Django is a modern sort of restaurant with all the usual accoutrements of a New York eatery; sleek tables, trendy wait staff, and patrons (i.e, lawyers from Midtown law firms) who fit neither of those categories. I'm beginning to think thatI can write that about any of the places I'll dine this summer, though, at least until I get to London.
The meal began with bread, especially for many of my companions who eschewed appetizers - unfortunately, the bread was entirely average. If you've ever eaten any of those half baked breads sold at the supermarket that you're supposed to take home and warm, then you know what it tasted like, except that one of the presented choices was supposedly a sourdough (though I couldn't taste any natural leaven to save my life), and the other was dotted with a few desultory olives. Not, I think, the best way for the restaurant to make a good first impression.
I was much more impressed with the clever carpaccio of fluke, though, marinated in red grapefruit. Fluke lends itself to carpaccio - and the restaurant had been very clever in using just a few specks of large crystal sea salt instead of any other seasoning. This way, most of the time you tasted the fish and marinade, an experience interrupted only seldomly, but with great effect, but a deep salty tang. I'd definitely recommend this dish, though my friend's choice of tuna tartare also looked serviceable. The menu also boasted a pissaladiere, which I would have ordered but for the fluke - I wonder, though, if they had given it as aggressively over to anchovies as that recipe demands.

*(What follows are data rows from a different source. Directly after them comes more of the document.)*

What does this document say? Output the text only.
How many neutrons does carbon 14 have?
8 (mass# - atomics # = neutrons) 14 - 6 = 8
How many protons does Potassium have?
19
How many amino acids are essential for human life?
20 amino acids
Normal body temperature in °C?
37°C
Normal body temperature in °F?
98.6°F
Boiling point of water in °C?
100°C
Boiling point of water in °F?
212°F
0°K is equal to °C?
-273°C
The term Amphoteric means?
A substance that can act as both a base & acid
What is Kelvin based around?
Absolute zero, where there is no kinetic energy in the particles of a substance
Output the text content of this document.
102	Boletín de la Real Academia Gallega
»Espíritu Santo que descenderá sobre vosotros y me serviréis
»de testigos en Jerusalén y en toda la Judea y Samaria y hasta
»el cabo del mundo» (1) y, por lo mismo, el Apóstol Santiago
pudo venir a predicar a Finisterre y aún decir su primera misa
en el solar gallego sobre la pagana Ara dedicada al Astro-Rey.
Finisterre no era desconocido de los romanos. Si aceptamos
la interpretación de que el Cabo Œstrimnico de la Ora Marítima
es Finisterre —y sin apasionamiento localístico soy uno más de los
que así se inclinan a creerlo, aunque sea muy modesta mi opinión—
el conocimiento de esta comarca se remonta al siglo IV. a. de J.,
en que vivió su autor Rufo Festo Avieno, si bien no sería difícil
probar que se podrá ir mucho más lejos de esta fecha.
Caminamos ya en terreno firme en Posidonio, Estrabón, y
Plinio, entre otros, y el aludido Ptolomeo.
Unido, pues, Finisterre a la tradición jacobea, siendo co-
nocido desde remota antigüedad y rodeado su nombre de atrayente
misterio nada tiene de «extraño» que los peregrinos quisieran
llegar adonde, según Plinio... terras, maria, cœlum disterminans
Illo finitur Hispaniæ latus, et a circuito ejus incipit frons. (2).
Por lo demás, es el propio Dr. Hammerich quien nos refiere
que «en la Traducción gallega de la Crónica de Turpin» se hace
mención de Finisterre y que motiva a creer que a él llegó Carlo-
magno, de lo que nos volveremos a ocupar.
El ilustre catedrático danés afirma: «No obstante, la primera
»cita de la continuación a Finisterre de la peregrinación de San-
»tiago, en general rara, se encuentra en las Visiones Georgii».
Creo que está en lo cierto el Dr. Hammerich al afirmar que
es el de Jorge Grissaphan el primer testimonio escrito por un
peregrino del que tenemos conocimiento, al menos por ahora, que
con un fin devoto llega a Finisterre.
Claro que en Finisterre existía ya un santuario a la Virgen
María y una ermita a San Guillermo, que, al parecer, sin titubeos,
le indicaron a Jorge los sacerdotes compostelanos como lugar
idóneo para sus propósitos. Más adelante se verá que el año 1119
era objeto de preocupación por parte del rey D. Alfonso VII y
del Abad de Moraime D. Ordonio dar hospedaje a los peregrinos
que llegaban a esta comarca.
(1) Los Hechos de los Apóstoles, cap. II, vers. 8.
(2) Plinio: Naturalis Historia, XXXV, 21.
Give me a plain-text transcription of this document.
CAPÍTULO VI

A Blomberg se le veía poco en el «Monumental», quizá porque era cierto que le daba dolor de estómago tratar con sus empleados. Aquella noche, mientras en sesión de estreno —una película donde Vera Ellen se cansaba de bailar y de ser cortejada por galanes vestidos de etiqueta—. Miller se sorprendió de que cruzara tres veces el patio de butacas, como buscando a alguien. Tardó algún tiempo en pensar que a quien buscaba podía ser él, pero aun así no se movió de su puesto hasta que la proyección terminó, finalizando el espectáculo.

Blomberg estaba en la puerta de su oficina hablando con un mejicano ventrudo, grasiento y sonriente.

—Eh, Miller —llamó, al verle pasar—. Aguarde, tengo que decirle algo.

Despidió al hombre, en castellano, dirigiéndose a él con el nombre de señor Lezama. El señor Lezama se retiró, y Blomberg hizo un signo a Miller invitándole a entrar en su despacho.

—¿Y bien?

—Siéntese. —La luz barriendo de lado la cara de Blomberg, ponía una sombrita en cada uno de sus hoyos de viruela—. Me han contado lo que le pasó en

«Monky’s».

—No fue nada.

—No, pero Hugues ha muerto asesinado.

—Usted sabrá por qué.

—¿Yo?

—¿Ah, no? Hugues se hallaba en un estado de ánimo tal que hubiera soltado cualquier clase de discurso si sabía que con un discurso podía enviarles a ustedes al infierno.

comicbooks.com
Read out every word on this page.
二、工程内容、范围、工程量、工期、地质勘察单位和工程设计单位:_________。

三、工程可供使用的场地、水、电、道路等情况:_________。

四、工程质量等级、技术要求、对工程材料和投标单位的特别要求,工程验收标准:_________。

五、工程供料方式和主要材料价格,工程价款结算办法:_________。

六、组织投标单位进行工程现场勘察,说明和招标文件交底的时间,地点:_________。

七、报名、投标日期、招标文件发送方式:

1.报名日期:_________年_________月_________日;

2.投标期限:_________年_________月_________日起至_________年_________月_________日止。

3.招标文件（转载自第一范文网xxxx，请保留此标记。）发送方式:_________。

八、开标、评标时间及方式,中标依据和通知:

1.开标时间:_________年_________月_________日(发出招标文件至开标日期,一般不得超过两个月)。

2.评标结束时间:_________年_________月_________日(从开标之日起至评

My main course was quite an interesting "tagine" of beef - that is, a beef stew ideally baked slowly in a clay pot, a technique that hails from Morocco and has become trendy recently here. It was served in a stark white faux-tagine, which I thought did something for the presentation at table. If eating at a restaurant is half spectacle, then I think bringing a covered pot to the diner is always likely to increase his or her anticipation, and perhaps pique the interest of others sitting elsewhere (I suppose this is particularly effective if the showy dish happens to be a high profit margin food, which a beef stew generally tends to be). The citrus spiked stew was served, somewhat surprisingly, not with the traditional couscous but with basmati rice, a change I'm not sure works perfectly (couscous does a better job bathing itself in the fragrant sauce) but to which I have no real objection - certainly, if cooking rice is one of the marks of a skilled cook, the kitchen at Django has a few quality technicians working in the back. Also noteable is the fact that the sauce is sufficient to require mopping up with bread afterwards, which has always been one of my favorite parts of any meal - the whole process was made only slightly less interesting by the second rate bread, which obviously was salutorily improved by being doused in pungent gravy.
We didn't have dessert, so I can't comment, though there did seem to be a viable choice or two. All in all, I think I'd spend my own money elsewhere, but on the law firm teat, you'll never find me complaining about a kitchen like Django.